Untethered Tomorrows
GEORGIA | Thursday, 15 May 2014 | Views [218] | Scholarship Entry
I peered into the abyss of tomorrow, and blinked.
Six weeks of solo travel, from Georgia to Armenia to the Balkans—places I'd ached to visit!—would be wasted. After a tough week of family tragedy, I wasn't ready mentally. Maybe spiritually. How could I survive such strange newness? I curled around my backpack on the floor of my room and felt my stomach seesaw in Icarus swoops—elation, dread, elation, panic.
But the backpack was packed, the plane ticket was printed, and everything that could be check-listed was checked off. I would fly to Batumi at dawn.

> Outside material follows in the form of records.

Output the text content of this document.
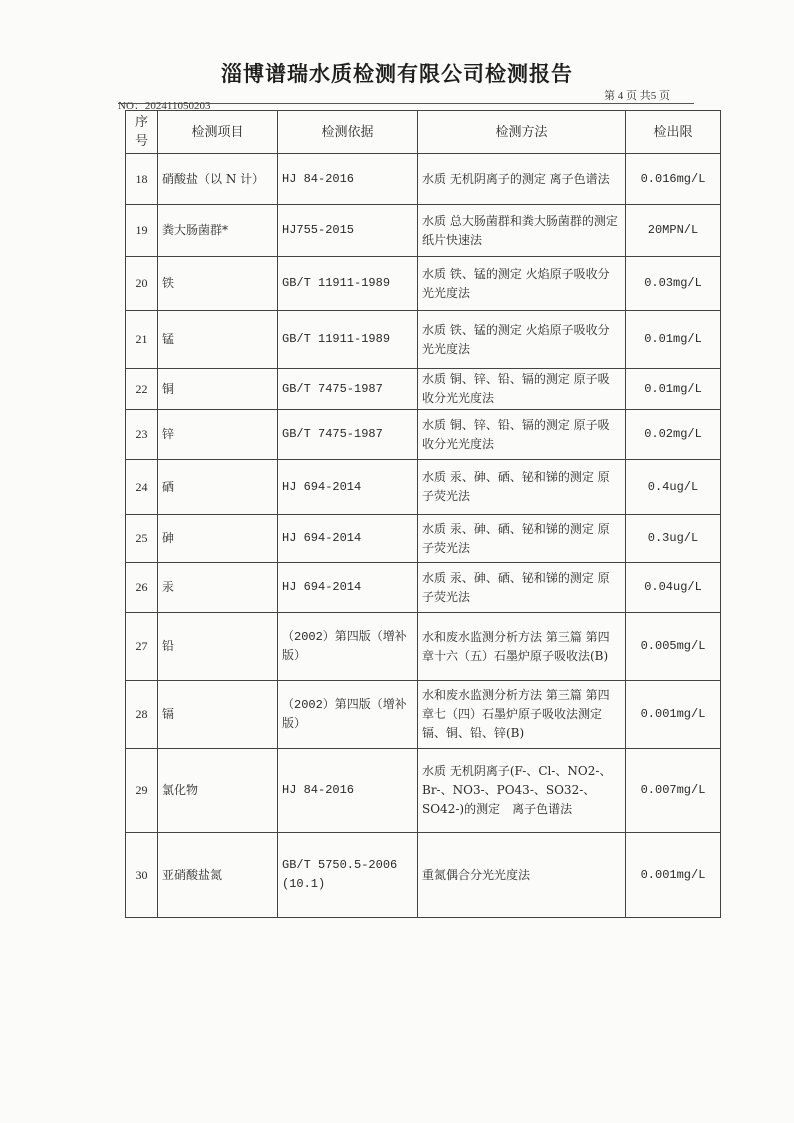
淄博谱瑞水质检测有限公司检测报告
第 4 页 共5 页
NO：202411050203
序号	检测项目	检测依据	检测方法	检出限
18	硝酸盐（以 N 计）	HJ 84-2016	水质 无机阴离子的测定 离子色谱法	0.016mg/L
19	粪大肠菌群*	HJ755-2015	水质 总大肠菌群和粪大肠菌群的测定　 纸片快速法	20MPN/L
20	铁	GB/T 11911-1989	水质 铁、锰的测定 火焰原子吸收分光光度法	0.03mg/L
21	锰	GB/T 11911-1989	水质 铁、锰的测定 火焰原子吸收分光光度法	0.01mg/L
22	铜	GB/T 7475-1987	水质 铜、锌、铅、镉的测定 原子吸收分光光度法	0.01mg/L
23	锌	GB/T 7475-1987	水质 铜、锌、铅、镉的测定 原子吸收分光光度法	0.02mg/L
24	硒	HJ 694-2014	水质 汞、砷、硒、铋和锑的测定 原子荧光法	0.4ug/L
25	砷	HJ 694-2014	水质 汞、砷、硒、铋和锑的测定 原子荧光法	0.3ug/L
26	汞	HJ 694-2014	水质 汞、砷、硒、铋和锑的测定 原子荧光法	0.04ug/L
27	铅	（2002）第四版（增补版）	水和废水监测分析方法 第三篇 第四章十六（五）石墨炉原子吸收法(B)	0.005mg/L
28	镉	（2002）第四版（增补版）	水和废水监测分析方法 第三篇 第四章七（四）石墨炉原子吸收法测定镉、铜、铅、锌(B)	0.001mg/L
29	氯化物	HJ 84-2016	水质 无机阴离子(F-、Cl-、NO2-、Br-、NO3-、PO43-、SO32-、SO42-)的测定　离子色谱法	0.007mg/L
30	亚硝酸盐氮	GB/T 5750.5-2006 (10.1)	重氮偶合分光光度法	0.001mg/L
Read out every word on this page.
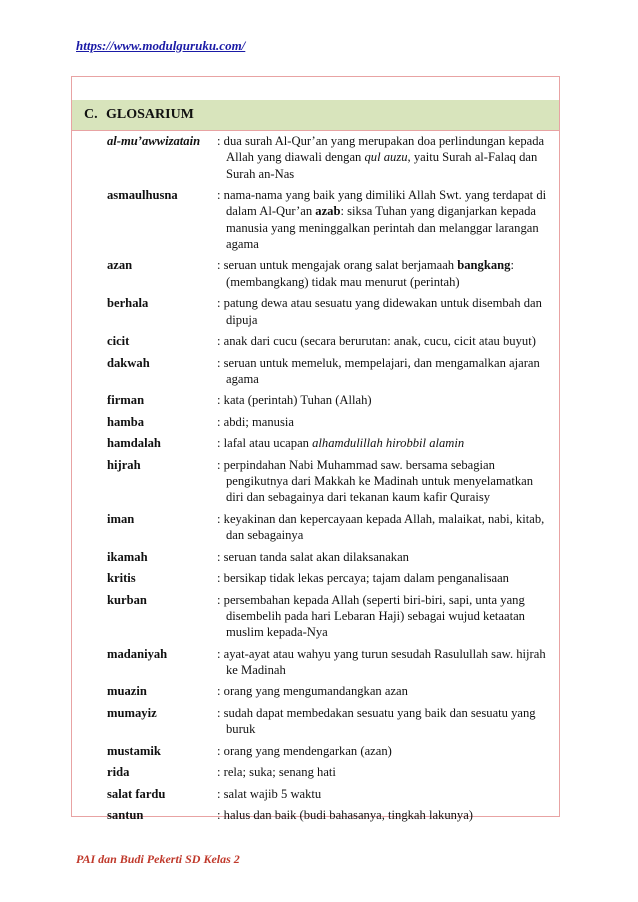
https://www.modulguruku.com/
C. GLOSARIUM
al-mu’awwizatain	: dua surah Al-Qur’an yang merupakan doa perlindungan kepada Allah yang diawali dengan qul auzu, yaitu Surah al-Falaq dan Surah an-Nas
asmaulhusna	: nama-nama yang baik yang dimiliki Allah Swt. yang terdapat di dalam Al-Qur’an azab: siksa Tuhan yang diganjarkan kepada manusia yang meninggalkan perintah dan melanggar larangan agama
azan	: seruan untuk mengajak orang salat berjamaah bangkang: (membangkang) tidak mau menurut (perintah)
berhala	: patung dewa atau sesuatu yang didewakan untuk disembah dan dipuja
cicit	: anak dari cucu (secara berurutan: anak, cucu, cicit atau buyut)
dakwah	: seruan untuk memeluk, mempelajari, dan mengamalkan ajaran agama
firman	: kata (perintah) Tuhan (Allah)
hamba	: abdi; manusia
hamdalah	: lafal atau ucapan alhamdulillah hirobbil alamin
hijrah	: perpindahan Nabi Muhammad saw. bersama sebagian pengikutnya dari Makkah ke Madinah untuk menyelamatkan diri dan sebagainya dari tekanan kaum kafir Quraisy
iman	: keyakinan dan kepercayaan kepada Allah, malaikat, nabi, kitab, dan sebagainya
ikamah	: seruan tanda salat akan dilaksanakan
kritis	: bersikap tidak lekas percaya; tajam dalam penganalisaan
kurban	: persembahan kepada Allah (seperti biri-biri, sapi, unta yang disembelih pada hari Lebaran Haji) sebagai wujud ketaatan muslim kepada-Nya
madaniyah	: ayat-ayat atau wahyu yang turun sesudah Rasulullah saw. hijrah ke Madinah
muazin	: orang yang mengumandangkan azan
mumayiz	: sudah dapat membedakan sesuatu yang baik dan sesuatu yang buruk
mustamik	: orang yang mendengarkan (azan)
rida	: rela; suka; senang hati
salat fardu	: salat wajib 5 waktu
santun	: halus dan baik (budi bahasanya, tingkah lakunya)
PAI dan Budi Pekerti SD Kelas 2
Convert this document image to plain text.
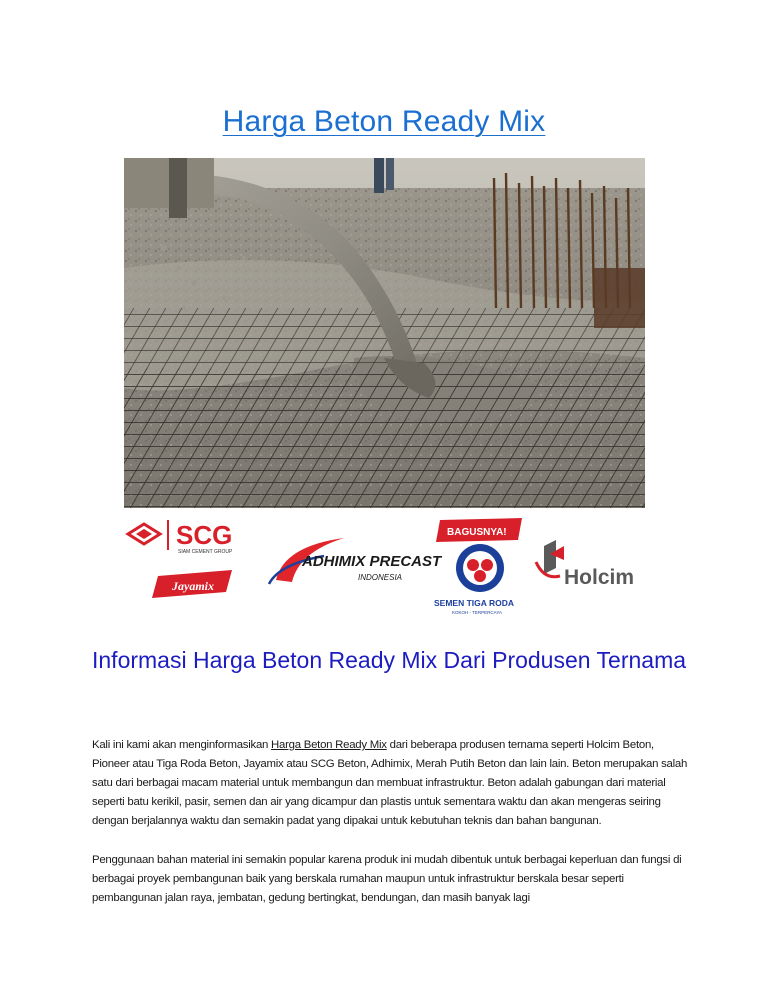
Harga Beton Ready Mix
SCG
SIAM CEMENT GROUP
Jayamix
ADHIMIX PRECAST
INDONESIA
BAGUSNYA!
SEMEN TIGA RODA
KOKOH - TERPERCAYA
Holcim
Informasi Harga Beton Ready Mix Dari Produsen Ternama

Kali ini kami akan menginformasikan Harga Beton Ready Mix dari beberapa produsen ternama seperti Holcim Beton, Pioneer atau Tiga Roda Beton, Jayamix atau SCG Beton, Adhimix, Merah Putih Beton dan lain lain. Beton merupakan salah satu dari berbagai macam material untuk membangun dan membuat infrastruktur. Beton adalah gabungan dari material seperti batu kerikil, pasir, semen dan air yang dicampur dan plastis untuk sementara waktu dan akan mengeras seiring dengan berjalannya waktu dan semakin padat yang dipakai untuk kebutuhan teknis dan bahan bangunan.

Penggunaan bahan material ini semakin popular karena produk ini mudah dibentuk untuk berbagai keperluan dan fungsi di berbagai proyek pembangunan baik yang berskala rumahan maupun untuk infrastruktur berskala besar seperti pembangunan jalan raya, jembatan, gedung bertingkat, bendungan, dan masih banyak lagi
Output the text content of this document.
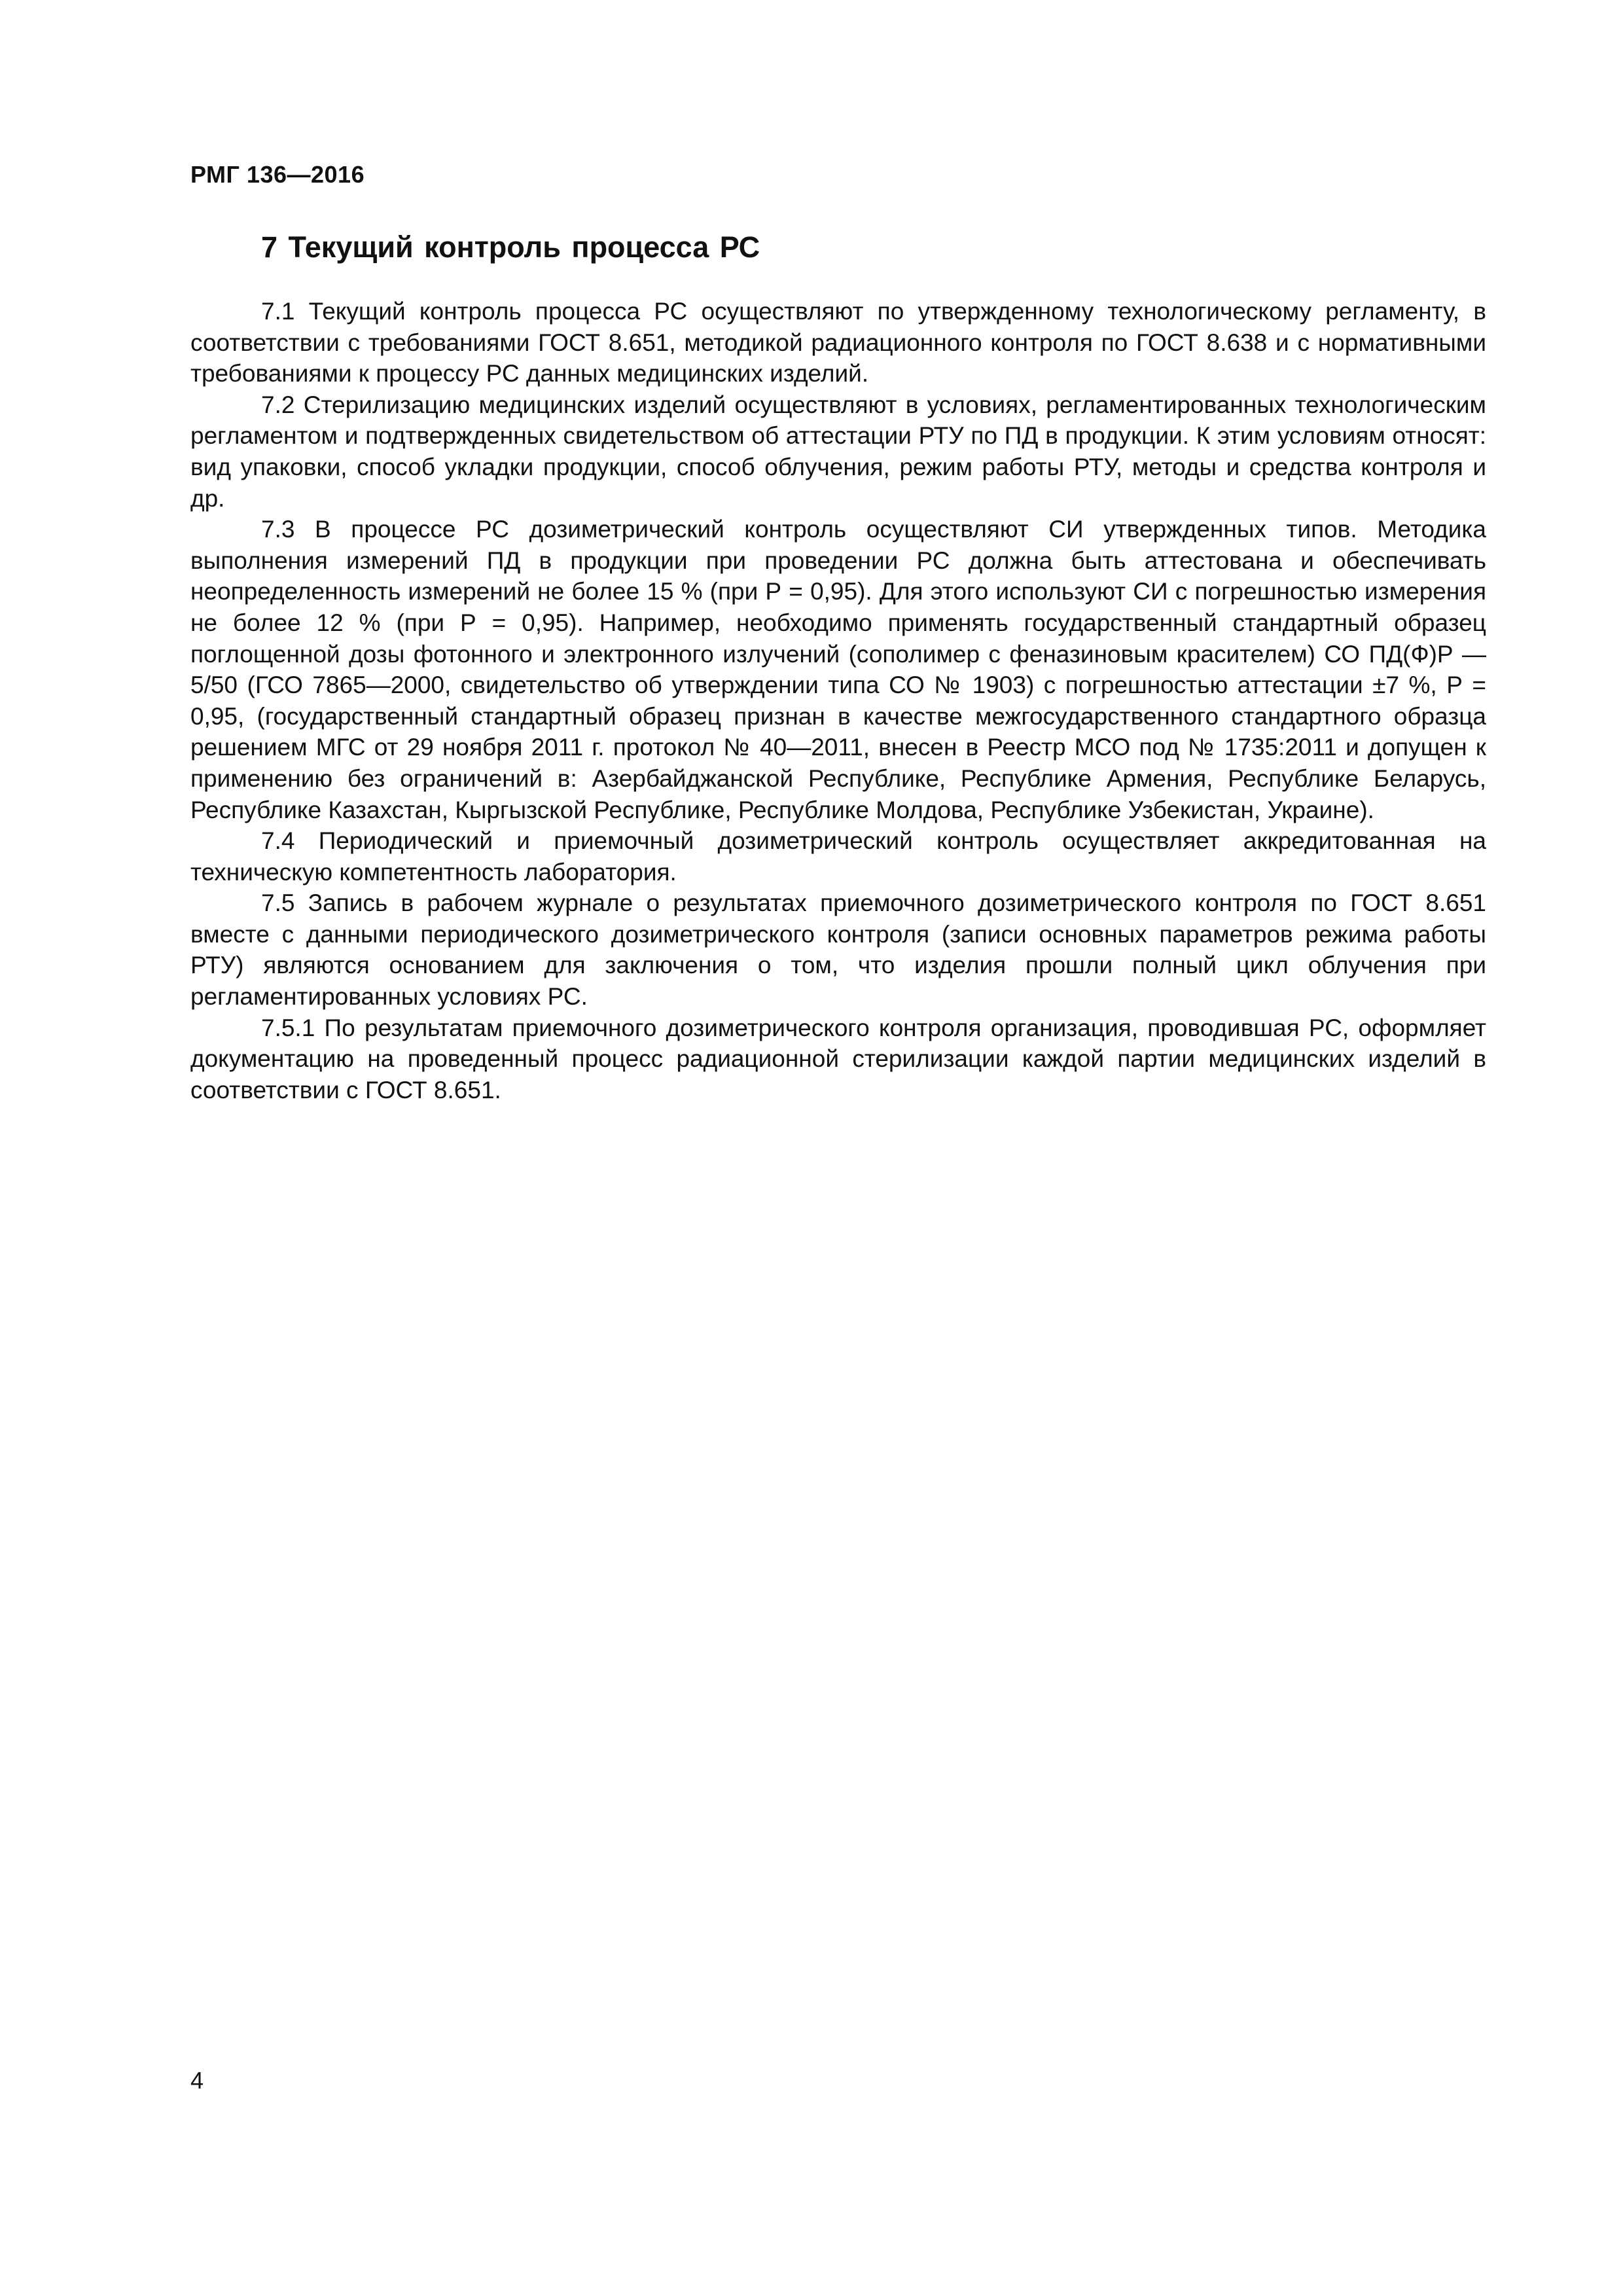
РМГ 136—2016
7 Текущий контроль процесса РС

7.1 Текущий контроль процесса РС осуществляют по утвержденному технологическому регламенту, в соответствии с требованиями ГОСТ 8.651, методикой радиационного контроля по ГОСТ 8.638 и с нормативными требованиями к процессу РС данных медицинских изделий.

7.2 Стерилизацию медицинских изделий осуществляют в условиях, регламентированных технологическим регламентом и подтвержденных свидетельством об аттестации РТУ по ПД в продукции. К этим условиям относят: вид упаковки, способ укладки продукции, способ облучения, режим работы РТУ, методы и средства контроля и др.

7.3 В процессе РС дозиметрический контроль осуществляют СИ утвержденных типов. Методика выполнения измерений ПД в продукции при проведении РС должна быть аттестована и обеспечивать неопределенность измерений не более 15 % (при Р = 0,95). Для этого используют СИ с погрешностью измерения не более 12 % (при Р = 0,95). Например, необходимо применять государственный стандартный образец поглощенной дозы фотонного и электронного излучений (сополимер с феназиновым красителем) СО ПД(Ф)Р — 5/50 (ГСО 7865—2000, свидетельство об утверждении типа СО № 1903) с погрешностью аттестации ±7 %, Р = 0,95, (государственный стандартный образец признан в качестве межгосударственного стандартного образца решением МГС от 29 ноября 2011 г. протокол № 40—2011, внесен в Реестр МСО под № 1735:2011 и допущен к применению без ограничений в: Азербайджанской Республике, Республике Армения, Республике Беларусь, Республике Казахстан, Кыргызской Республике, Республике Молдова, Республике Узбекистан, Украине).

7.4 Периодический и приемочный дозиметрический контроль осуществляет аккредитованная на техническую компетентность лаборатория.

7.5 Запись в рабочем журнале о результатах приемочного дозиметрического контроля по ГОСТ 8.651 вместе с данными периодического дозиметрического контроля (записи основных параметров режима работы РТУ) являются основанием для заключения о том, что изделия прошли полный цикл облучения при регламентированных условиях РС.

7.5.1 По результатам приемочного дозиметрического контроля организация, проводившая РС, оформляет документацию на проведенный процесс радиационной стерилизации каждой партии медицинских изделий в соответствии с ГОСТ 8.651.

4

When the short flight landed, the subtropical air of the Georgian coast hung hazy around the airport. I hailed a cab without any clear sense of what it should cost and tried to breathe away the lingering worry.
The cabbie careened towards the city center with the careless enthusiasm of a career maniac, a trait I later learned to be common among Georgian drivers. I grasped the tired leather seat of the battered Mercedes and tried to respond to small talk in a way that wouldn't make the driver take his eyes off the rutted roads. I didn't know whether he'd overcharged me but I hoped, fervently, that he wouldn't kill me.
And then the blank lands between the airport and the city gave way, and the cab was roaring past the coastline of the Black Sea, past strange art installations on the boardwalk, past defiantly kitschy pastel buildings. I rolled down the window and the humidity of Batumi rushed in, holding me, hugging me.
I felt like a first-time traveler again, high on the fresh flash of new feelings. Palm trees. Sunshine. The strange curve of the Georgian alphabet, passing my peripheral vision as the cab flew down the streets.
The cabbie laughed at my open-mouthed awe. Perhaps he'd seen it before: how his country, his little city, hypnotized his charges. He couldn't know about my previous doubt, my night spent cycling through sine-waves of feeling. But he could see my head leaning dangerously out the open window, my fingers no longer fidgeting in 95-mph induced fear.
As I breathed in Batumi through the window of that crummy old cab, I could barely dream about the adventures that would come in Georgia: losing my way in the beckoning cobblestone streets, seeking cave monasteries in desert mountains, whiling away long hot nights with new friends and jugs of homemade wine. But later that day, as I purged the sweat of self-doubt in the crispness of the Black Sea, I trusted deeply those untethered tomorrows.